OpenAI Realtime API Rust Implementation

For the past decade, I have been spending most of my time in Python - until I discovered the wonderful world of Rust. I understand that Python is still king for everything AI and AI labs have little incentive to create Rust SDKs for their APIs and services. However, I hope that will change as the Rust community is growing.

For anyone wanting to try OpenAI’s real-time API, I created a repository that provides a minimal Rust implementation, enabling bidirectional voice conversations through WebSocket connections. The implementation handles real-time audio streaming, automatic speech detection, and live transcription display.

Technical Overview

The project implements a WebSocket client that connects to OpenAI’s Realtime API endpoint and manages concurrent audio streams. It captures microphone input at 24kHz mono PCM16 format, streams it to the API, and plays back AI-generated audio responses through the system’s default output device.

The architecture consists of:

WebSocket connection handler using tokio-tungstenite
Audio input/output streams via the cpal library
Automatic sample rate conversion for devices not supporting 24kHz
Unbounded audio queue to handle responses of any duration
Server-side Voice Activity Detection (VAD) for natural conversation flow

Setup and Installation

Prerequisites:

Rust 1.70 or later
OpenAI API key with Realtime API access
Working audio input/output devices

Clone the repository and set up your environment:

git clone https://github.com/yourusername/openai-realtime-rust.git
cd openai-realtime-rust

Create a .env file with your API key:

echo "OPENAI_API_KEY=sk-your-api-key-here" > .env

Running the Application

Build and run with cargo:

cargo run --release

The application will:

Connect to wss://api.openai.com/v1/realtime with your API key
Initialize audio streams using your default microphone and speakers
Configure the session with VAD parameters
Begin listening for voice input

Once you see “You can now speak into your microphone…”, start talking. The server will detect when you’ve finished speaking and respond with synthesized audio.

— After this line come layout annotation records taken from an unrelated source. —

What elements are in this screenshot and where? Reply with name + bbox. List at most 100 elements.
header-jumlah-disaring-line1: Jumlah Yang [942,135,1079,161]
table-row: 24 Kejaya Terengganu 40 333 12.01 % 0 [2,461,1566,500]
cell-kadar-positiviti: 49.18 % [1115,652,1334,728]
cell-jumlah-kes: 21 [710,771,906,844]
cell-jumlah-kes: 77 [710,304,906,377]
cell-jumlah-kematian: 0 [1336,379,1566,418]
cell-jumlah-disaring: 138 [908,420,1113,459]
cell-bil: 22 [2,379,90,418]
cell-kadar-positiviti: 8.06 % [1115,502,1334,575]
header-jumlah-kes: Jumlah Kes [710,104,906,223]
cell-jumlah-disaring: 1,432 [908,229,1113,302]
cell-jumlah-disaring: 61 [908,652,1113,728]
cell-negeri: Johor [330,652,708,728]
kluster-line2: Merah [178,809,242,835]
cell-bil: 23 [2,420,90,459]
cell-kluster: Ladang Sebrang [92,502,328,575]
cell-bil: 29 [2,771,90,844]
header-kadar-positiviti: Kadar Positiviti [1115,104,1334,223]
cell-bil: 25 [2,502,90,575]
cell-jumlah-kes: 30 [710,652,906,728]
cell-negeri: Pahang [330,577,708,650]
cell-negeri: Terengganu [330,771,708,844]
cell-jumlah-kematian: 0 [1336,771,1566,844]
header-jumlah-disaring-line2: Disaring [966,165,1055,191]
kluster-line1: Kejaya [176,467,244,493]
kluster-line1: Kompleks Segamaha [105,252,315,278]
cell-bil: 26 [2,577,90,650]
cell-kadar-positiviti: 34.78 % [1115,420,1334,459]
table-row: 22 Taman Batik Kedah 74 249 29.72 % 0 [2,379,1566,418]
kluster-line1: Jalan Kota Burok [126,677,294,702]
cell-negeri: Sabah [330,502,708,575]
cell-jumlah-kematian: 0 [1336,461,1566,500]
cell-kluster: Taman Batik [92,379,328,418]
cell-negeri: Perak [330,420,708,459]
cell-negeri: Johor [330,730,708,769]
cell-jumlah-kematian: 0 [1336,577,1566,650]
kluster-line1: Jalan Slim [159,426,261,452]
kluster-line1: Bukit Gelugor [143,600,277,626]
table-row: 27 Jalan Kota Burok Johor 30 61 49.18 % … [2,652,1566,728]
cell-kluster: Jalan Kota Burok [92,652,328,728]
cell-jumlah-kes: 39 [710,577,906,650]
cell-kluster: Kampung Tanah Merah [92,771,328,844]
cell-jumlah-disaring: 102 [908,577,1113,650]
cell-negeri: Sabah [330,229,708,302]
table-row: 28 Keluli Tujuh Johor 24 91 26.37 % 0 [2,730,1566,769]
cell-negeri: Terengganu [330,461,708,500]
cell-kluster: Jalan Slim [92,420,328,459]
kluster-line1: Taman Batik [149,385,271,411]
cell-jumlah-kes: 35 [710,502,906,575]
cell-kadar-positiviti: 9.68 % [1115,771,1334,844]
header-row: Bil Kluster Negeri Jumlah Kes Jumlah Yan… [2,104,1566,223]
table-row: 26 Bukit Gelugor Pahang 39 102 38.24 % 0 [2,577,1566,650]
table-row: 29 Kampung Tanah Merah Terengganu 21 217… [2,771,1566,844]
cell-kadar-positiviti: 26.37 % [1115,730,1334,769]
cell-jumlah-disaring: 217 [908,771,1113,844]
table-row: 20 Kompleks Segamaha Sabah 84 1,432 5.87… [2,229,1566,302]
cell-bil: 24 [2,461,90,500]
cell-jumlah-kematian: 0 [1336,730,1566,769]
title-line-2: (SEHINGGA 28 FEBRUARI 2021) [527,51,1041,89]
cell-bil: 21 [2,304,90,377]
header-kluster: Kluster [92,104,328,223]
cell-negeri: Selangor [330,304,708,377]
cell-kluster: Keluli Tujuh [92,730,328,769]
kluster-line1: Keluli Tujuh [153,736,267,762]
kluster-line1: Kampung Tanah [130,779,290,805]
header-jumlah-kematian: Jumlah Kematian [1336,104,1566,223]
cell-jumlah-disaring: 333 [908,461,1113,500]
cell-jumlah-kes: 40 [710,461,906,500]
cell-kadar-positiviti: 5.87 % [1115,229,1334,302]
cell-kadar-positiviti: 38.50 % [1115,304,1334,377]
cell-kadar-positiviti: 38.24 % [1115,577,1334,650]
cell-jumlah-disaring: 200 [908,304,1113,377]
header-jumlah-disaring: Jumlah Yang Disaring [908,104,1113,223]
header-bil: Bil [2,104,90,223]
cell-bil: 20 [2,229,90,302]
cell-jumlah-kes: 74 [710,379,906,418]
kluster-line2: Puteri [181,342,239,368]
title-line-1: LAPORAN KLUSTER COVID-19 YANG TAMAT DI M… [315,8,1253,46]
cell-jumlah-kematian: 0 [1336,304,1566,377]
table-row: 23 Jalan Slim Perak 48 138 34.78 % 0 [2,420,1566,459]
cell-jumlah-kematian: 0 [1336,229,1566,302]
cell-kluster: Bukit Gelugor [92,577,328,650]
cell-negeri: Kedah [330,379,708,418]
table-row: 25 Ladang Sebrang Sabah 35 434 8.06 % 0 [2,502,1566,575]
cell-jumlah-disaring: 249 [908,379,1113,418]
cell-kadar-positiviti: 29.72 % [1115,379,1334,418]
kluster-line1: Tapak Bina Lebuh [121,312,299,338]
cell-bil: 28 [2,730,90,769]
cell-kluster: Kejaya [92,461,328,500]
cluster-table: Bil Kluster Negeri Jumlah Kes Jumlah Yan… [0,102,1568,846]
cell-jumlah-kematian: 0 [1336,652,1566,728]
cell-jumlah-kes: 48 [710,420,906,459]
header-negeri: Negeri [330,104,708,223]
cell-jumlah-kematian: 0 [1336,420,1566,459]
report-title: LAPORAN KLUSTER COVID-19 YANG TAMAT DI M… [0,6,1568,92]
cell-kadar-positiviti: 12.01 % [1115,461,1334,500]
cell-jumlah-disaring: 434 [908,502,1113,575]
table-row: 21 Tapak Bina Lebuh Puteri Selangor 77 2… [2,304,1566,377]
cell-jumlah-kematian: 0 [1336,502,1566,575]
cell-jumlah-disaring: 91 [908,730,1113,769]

Key Implementation Details

The main components are defined in src/main.rs:

Audio Configuration

const TARGET_SAMPLE_RATE: u32 = 24000;  // API requirement

Session Setup

The session is configured with these parameters:

Modalities: text and audio
Voice: “alloy” (configurable)
Audio format: PCM16 at 24kHz
VAD threshold: 0.5
Silence duration: 200ms

WebSocket Message Handling

Events are processed in the main loop (src/main.rs:369-425):

response.audio.delta: Audio chunks from AI
response.audio_transcript.done: AI response transcription
conversation.item.input_audio_transcription.completed: User speech transcription

Audio Processing Pipeline

Input stream captures audio, converts to PCM16, and sends via WebSocket. Output stream reads from a shared queue and plays audio chunks. Sample rate conversion handles devices that don’t support 24kHz natively.

Dependencies

Core dependencies from Cargo.toml:

tokio 1.41 - Async runtime
tokio-tungstenite 0.24 - WebSocket client
cpal 0.15 - Cross-platform audio
serde/serde_json - JSON serialization
base64 0.22 - Audio encoding
dotenv 0.15 - Environment variables

Error Handling

The implementation includes handling for:

Missing API keys
WebSocket connection failures
Audio device initialization errors
Sample rate mismatches
Buffer underruns/overruns

Common issues and solutions:

403 errors indicate API key lacks Realtime API access
Audio feedback can be resolved using headphones
Garbled audio is automatically handled through proper buffering

Limitations

This is a minimal implementation focused on demonstrating core functionality. Production deployments should add:

Reconnection logic for network failures
Audio device selection UI
Error recovery mechanisms
Conversation history persistence
Multiple voice model selection

The repository serves as a foundation for building voice-enabled applications with OpenAI’s Realtime API in Rust, providing the essential WebSocket and audio handling infrastructure needed for real-time AI conversations. I hope you enjoy tinkering with it.